Thermodynamics is a branch of physics that deals with the study of energy and its transformations. It has numerous applications in our daily lives, ranging from simple activities to more complex systems. Here are some examples of thermodynamic applications in daily life:

  1. Cooking: When you cook food, you are applying the principles of thermodynamics. Heating food on a stove or in an oven involves the transfer of heat energy from the heat source to the food, which causes it to cook and undergo chemical transformations.
  2. Boiling water: When you heat water on a stovetop or in a kettle, you are increasing its temperature. At a certain temperature, known as the boiling point, water undergoes a phase change from a liquid to a gas. This phase change is governed by the principles of thermodynamics.
  3. Air conditioning and refrigeration: Air conditioners and refrigerators work based on the principles of thermodynamics. They transfer heat from one location (such as a room or a refrigerator compartment) to another location (such as the outside air or the back of the refrigerator) using a refrigerant fluid and a compression-expansion cycle.
  4. Automobile engines: The internal combustion engines used in cars and motorcycles operate based on the principles of thermodynamics. They convert the chemical energy stored in fuels (such as gasoline or diesel) into mechanical energy, which powers the vehicle. Thermodynamics is crucial in understanding the efficiency and performance of these engines.
  5. Heating systems: Central heating systems and water heaters in our homes rely on the principles of thermodynamics. They transfer heat energy from a source (such as a furnace or a water heater) to the surrounding air or water, providing warmth and hot water for various purposes.
  6. Solar panels: Solar panels harness sunlight and convert it into usable electricity. This process involves the conversion of solar energy into electrical energy using photovoltaic cells. The efficiency and operation of solar panels can be understood and improved using thermodynamic principles.
  7. Thermos flasks: A thermos flask is designed to minimise heat transfer between its contents and the surroundings. It consists of a double-walled container with a vacuum in between the walls, which significantly reduces heat conduction and convection. This thermally insulating design helps keep hot liquids hot and cold liquids cold for extended periods.

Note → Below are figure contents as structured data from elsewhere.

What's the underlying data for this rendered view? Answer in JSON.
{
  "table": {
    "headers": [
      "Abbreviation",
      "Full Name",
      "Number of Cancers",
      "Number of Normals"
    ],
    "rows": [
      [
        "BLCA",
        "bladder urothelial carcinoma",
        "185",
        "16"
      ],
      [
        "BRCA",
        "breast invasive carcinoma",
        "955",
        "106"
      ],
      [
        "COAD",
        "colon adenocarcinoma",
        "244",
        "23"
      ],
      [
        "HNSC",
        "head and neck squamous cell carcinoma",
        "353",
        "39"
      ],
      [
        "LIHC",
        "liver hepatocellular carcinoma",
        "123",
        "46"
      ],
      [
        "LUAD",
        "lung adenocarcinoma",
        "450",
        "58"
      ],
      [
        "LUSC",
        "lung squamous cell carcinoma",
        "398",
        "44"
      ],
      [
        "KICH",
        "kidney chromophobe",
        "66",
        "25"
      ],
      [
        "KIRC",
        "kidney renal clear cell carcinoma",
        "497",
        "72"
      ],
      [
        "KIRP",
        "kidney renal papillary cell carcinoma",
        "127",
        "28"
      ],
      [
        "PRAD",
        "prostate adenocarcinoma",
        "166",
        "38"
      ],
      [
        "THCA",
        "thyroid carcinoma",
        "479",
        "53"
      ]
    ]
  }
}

These are just a few examples of thermodynamic applications in daily life. Thermodynamics plays a fundamental role in numerous other areas, such as power generation, industrial processes, environmental systems, and more.

Assignment Objective 4: Respond to the experimental outcome of the thermodynamic experiments.

The outcome of thermodynamic experiments depends on the specific conditions, variables, and objectives of the experiment. Thermodynamics is a branch of physics that deals with the study of energy transfer, conversion, and the relationship between heat and work. Experimental outcomes in thermodynamics can vary widely and may include measurements of temperature, pressure, volume, energy changes, and other relevant parameters.